I just chanced upon a fascinating article called the Neural Additive Models Interpretable Machine Learning with Neural Nets(FAMX.3 for me due to my interest, but others may feel this draft is a 2 or 3 due to brevity) The proposed ExU is a layer that has an foreactivated parameter (see my own blog discussions on the need for nonlinear over raw parameters here, here, and here, etc.)
I’m very excited that people like Jeffery Hinton and Richard Caruana are thinking about and writing about stuff that I’m thinking about and writing about at about the same time and arriving at similar solutions. In this case they performed foreactivation on a weight matrix. This paper of course is a collection of massive amount of experimentation, far more than I had resources to accomplish. These smart folks also solved the problem of sign that I had struggled with a bit—the sign is washed out by having multiple layers. (64 in their successful examples)
oh!
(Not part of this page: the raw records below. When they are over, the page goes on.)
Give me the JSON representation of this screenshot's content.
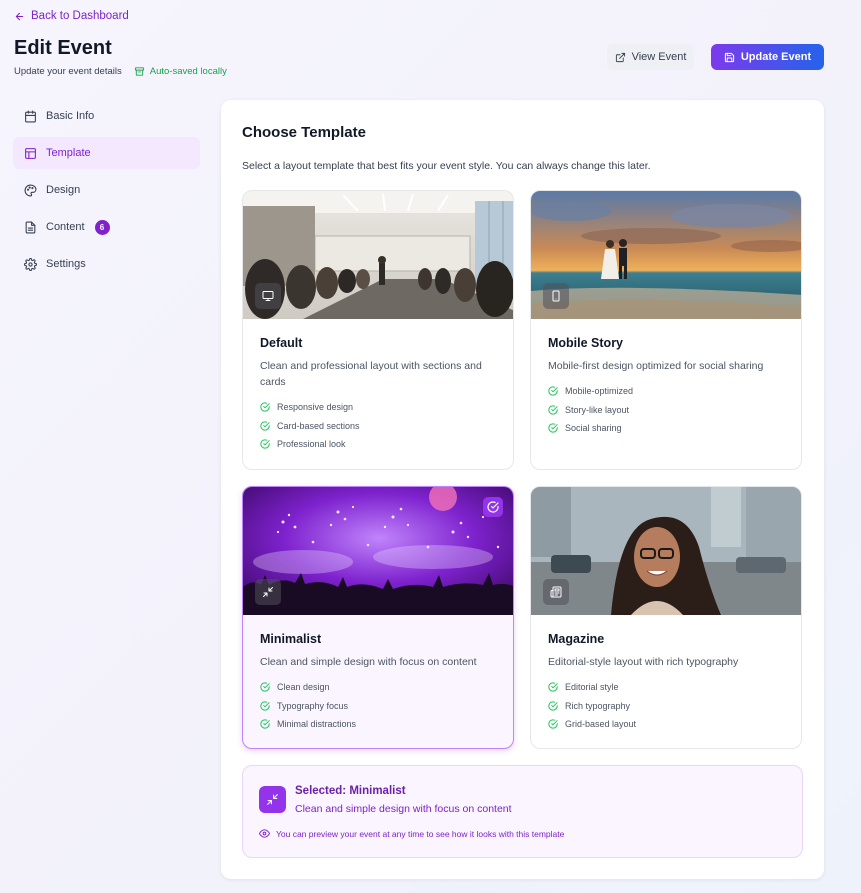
{
  "header": {
    "back_label": "Back to Dashboard",
    "title": "Edit Event",
    "subtitle": "Update your event details",
    "autosave_label": "Auto-saved locally",
    "view_button": "View Event",
    "update_button": "Update Event"
  },
  "sidebar": {
    "items": [
      {
        "label": "Basic Info",
        "icon": "calendar-icon"
      },
      {
        "label": "Template",
        "icon": "layout-icon",
        "active": true
      },
      {
        "label": "Design",
        "icon": "palette-icon"
      },
      {
        "label": "Content",
        "icon": "document-icon",
        "badge": "6"
      },
      {
        "label": "Settings",
        "icon": "gear-icon"
      }
    ]
  },
  "main": {
    "title": "Choose Template",
    "description": "Select a layout template that best fits your event style. You can always change this later.",
    "templates": [
      {
        "name": "Default",
        "description": "Clean and professional layout with sections and cards",
        "icon": "monitor-icon",
        "features": [
          "Responsive design",
          "Card-based sections",
          "Professional look"
        ]
      },
      {
        "name": "Mobile Story",
        "description": "Mobile-first design optimized for social sharing",
        "icon": "smartphone-icon",
        "features": [
          "Mobile-optimized",
          "Story-like layout",
          "Social sharing"
        ]
      },
      {
        "name": "Minimalist",
        "description": "Clean and simple design with focus on content",
        "icon": "minimize-icon",
        "selected": true,
        "features": [
          "Clean design",
          "Typography focus",
          "Minimal distractions"
        ]
      },
      {
        "name": "Magazine",
        "description": "Editorial-style layout with rich typography",
        "icon": "newspaper-icon",
        "features": [
          "Editorial style",
          "Rich typography",
          "Grid-based layout"
        ]
      }
    ],
    "selected_box": {
      "title": "Selected: Minimalist",
      "description": "Clean and simple design with focus on content",
      "tip": "You can preview your event at any time to see how it looks with this template"
    }
  },
  "colors": {
    "accent": "#7e22ce",
    "accent_light": "#f3e8ff",
    "success": "#16a34a",
    "update_gradient_start": "#7c3aed",
    "update_gradient_end": "#2563eb"
  }
}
That was obvious, now that they say that. the tanh-autoactivated sign I wanted to multiply on the front of the was not necessary after all. As long as there is at least one “linear” layer at the output of the subnetwork that does not use the ExU or another sign-restricting foreactivation on the parameters, then the output can have a full range in R irrespective of input and therefore can be a universal regressor.
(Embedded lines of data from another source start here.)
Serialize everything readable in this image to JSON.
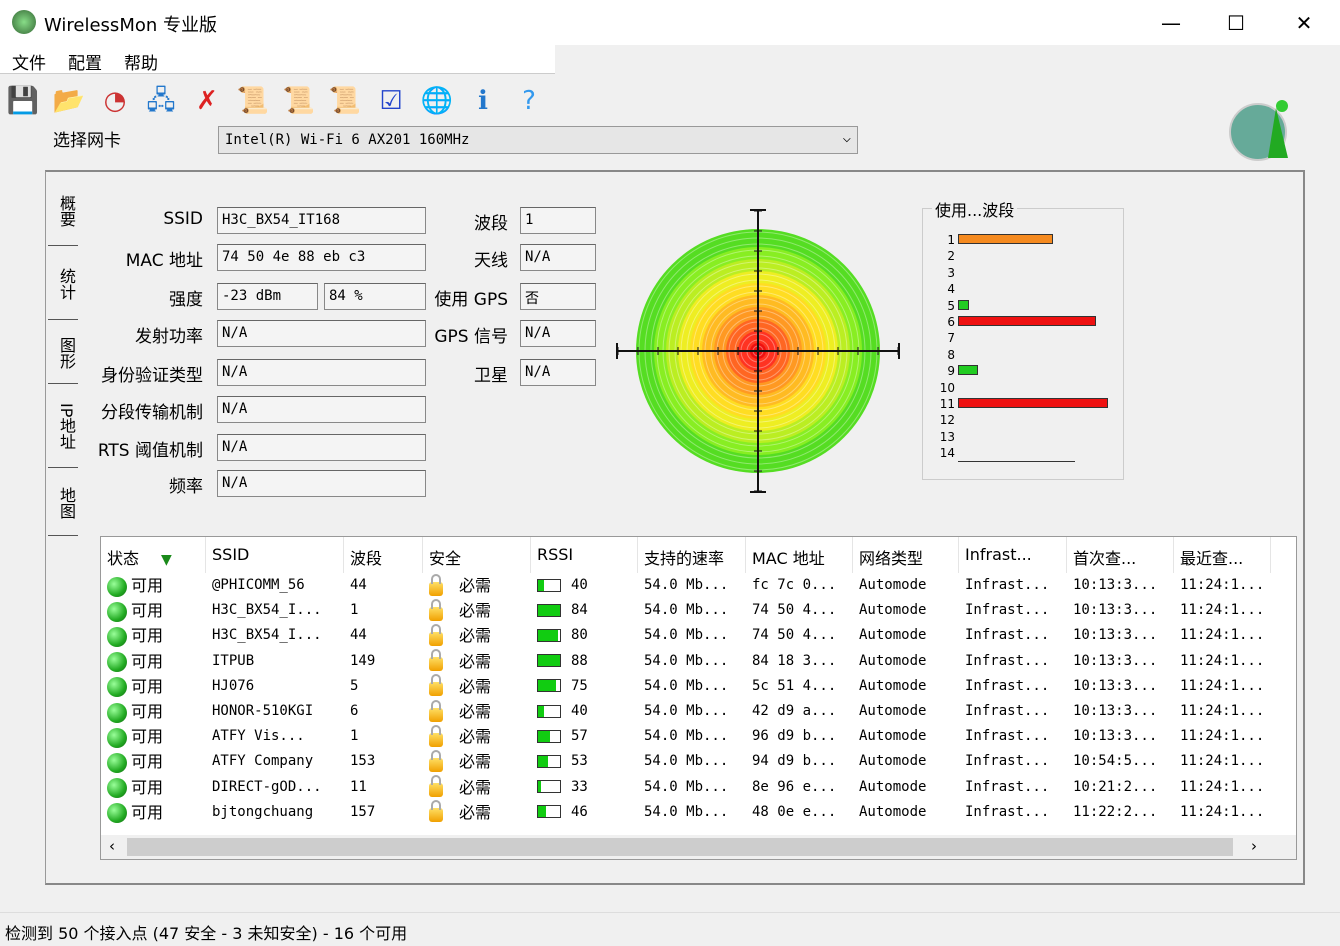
{
  "window": {
    "title": "WirelessMon 专业版",
    "minimize": "—",
    "maximize": "☐",
    "close": "✕"
  },
  "menu": [
    "文件",
    "配置",
    "帮助"
  ],
  "toolbar": [
    {
      "icon": "save-icon",
      "glyph": "💾"
    },
    {
      "icon": "open-folder-icon",
      "glyph": "📂"
    },
    {
      "icon": "speedometer-icon",
      "glyph": "◔"
    },
    {
      "icon": "network-connect-icon",
      "glyph": "🖧"
    },
    {
      "icon": "network-disconnect-icon",
      "glyph": "✗"
    },
    {
      "icon": "log-start-icon",
      "glyph": "📜"
    },
    {
      "icon": "log-stop-icon",
      "glyph": "📜"
    },
    {
      "icon": "log-check-icon",
      "glyph": "📜"
    },
    {
      "icon": "checklist-icon",
      "glyph": "☑"
    },
    {
      "icon": "globe-icon",
      "glyph": "🌐"
    },
    {
      "icon": "info-icon",
      "glyph": "ℹ"
    },
    {
      "icon": "help-icon",
      "glyph": "?"
    }
  ],
  "nic": {
    "label": "选择网卡",
    "value": "Intel(R) Wi-Fi 6 AX201 160MHz"
  },
  "side_tabs": [
    "概要",
    "统计",
    "图形",
    "IP地址",
    "地图"
  ],
  "summary": {
    "fields": [
      {
        "label": "SSID",
        "value": "H3C_BX54_IT168"
      },
      {
        "label": "MAC 地址",
        "value": "74 50 4e 88 eb c3"
      },
      {
        "label": "强度",
        "value": "-23 dBm",
        "value2": "84 %"
      },
      {
        "label": "发射功率",
        "value": "N/A"
      },
      {
        "label": "身份验证类型",
        "value": "N/A"
      },
      {
        "label": "分段传输机制",
        "value": "N/A"
      },
      {
        "label": "RTS 阈值机制",
        "value": "N/A"
      },
      {
        "label": "频率",
        "value": "N/A"
      }
    ],
    "right_fields": [
      {
        "label": "波段",
        "value": "1"
      },
      {
        "label": "天线",
        "value": "N/A"
      },
      {
        "label": "使用 GPS",
        "value": "否"
      },
      {
        "label": "GPS 信号",
        "value": "N/A"
      },
      {
        "label": "卫星",
        "value": "N/A"
      }
    ],
    "signal_strength_percent": 84
  },
  "chart_data": {
    "type": "bar",
    "title": "使用...波段",
    "categories": [
      "1",
      "2",
      "3",
      "4",
      "5",
      "6",
      "7",
      "8",
      "9",
      "10",
      "11",
      "12",
      "13",
      "14"
    ],
    "values": [
      0.63,
      0,
      0,
      0,
      0.07,
      0.92,
      0,
      0,
      0.13,
      0,
      1.0,
      0,
      0,
      0
    ],
    "colors": {
      "1": "#f58a1f",
      "5": "#22cc22",
      "6": "#ee1111",
      "9": "#22cc22",
      "11": "#ee1111"
    },
    "orientation": "horizontal"
  },
  "table": {
    "sort_icon": "sort-down-triangle-icon",
    "columns": [
      "状态",
      "SSID",
      "波段",
      "安全",
      "RSSI",
      "支持的速率",
      "MAC 地址",
      "网络类型",
      "Infrast...",
      "首次查...",
      "最近查..."
    ],
    "rows": [
      [
        "可用",
        "@PHICOMM_56",
        "44",
        "必需",
        "40",
        "54.0 Mb...",
        "fc 7c 0...",
        "Automode",
        "Infrast...",
        "10:13:3...",
        "11:24:1..."
      ],
      [
        "可用",
        "H3C_BX54_I...",
        "1",
        "必需",
        "84",
        "54.0 Mb...",
        "74 50 4...",
        "Automode",
        "Infrast...",
        "10:13:3...",
        "11:24:1..."
      ],
      [
        "可用",
        "H3C_BX54_I...",
        "44",
        "必需",
        "80",
        "54.0 Mb...",
        "74 50 4...",
        "Automode",
        "Infrast...",
        "10:13:3...",
        "11:24:1..."
      ],
      [
        "可用",
        "ITPUB",
        "149",
        "必需",
        "88",
        "54.0 Mb...",
        "84 18 3...",
        "Automode",
        "Infrast...",
        "10:13:3...",
        "11:24:1..."
      ],
      [
        "可用",
        "HJ076",
        "5",
        "必需",
        "75",
        "54.0 Mb...",
        "5c 51 4...",
        "Automode",
        "Infrast...",
        "10:13:3...",
        "11:24:1..."
      ],
      [
        "可用",
        "HONOR-510KGI",
        "6",
        "必需",
        "40",
        "54.0 Mb...",
        "42 d9 a...",
        "Automode",
        "Infrast...",
        "10:13:3...",
        "11:24:1..."
      ],
      [
        "可用",
        "ATFY  Vis...",
        "1",
        "必需",
        "57",
        "54.0 Mb...",
        "96 d9 b...",
        "Automode",
        "Infrast...",
        "10:13:3...",
        "11:24:1..."
      ],
      [
        "可用",
        "ATFY  Company",
        "153",
        "必需",
        "53",
        "54.0 Mb...",
        "94 d9 b...",
        "Automode",
        "Infrast...",
        "10:54:5...",
        "11:24:1..."
      ],
      [
        "可用",
        "DIRECT-gOD...",
        "11",
        "必需",
        "33",
        "54.0 Mb...",
        "8e 96 e...",
        "Automode",
        "Infrast...",
        "10:21:2...",
        "11:24:1..."
      ],
      [
        "可用",
        "bjtongchuang",
        "157",
        "必需",
        "46",
        "54.0 Mb...",
        "48 0e e...",
        "Automode",
        "Infrast...",
        "11:22:2...",
        "11:24:1..."
      ]
    ]
  },
  "status": "检测到 50 个接入点 (47 安全 - 3 未知安全) - 16 个可用"
}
My only concern is the effort it required to arrive at their awesome results, no less than 4 hyperparameters had to be tuned using Bayesian optimization. I think my own laziness demands that there be a way to tune a model hyperparameter using only learning rate warmup and decays—the dynamical nature of a model and its data should be entirely taken care of by the model and automated training process. The foreactivation is one such mechanism.
Of course, I only have access to the initial draft posted on 2020-04-29. I am very hopeful that in subsequent revisions and sequels this highly flexible and highly interpretable modeling technique can made easier to use.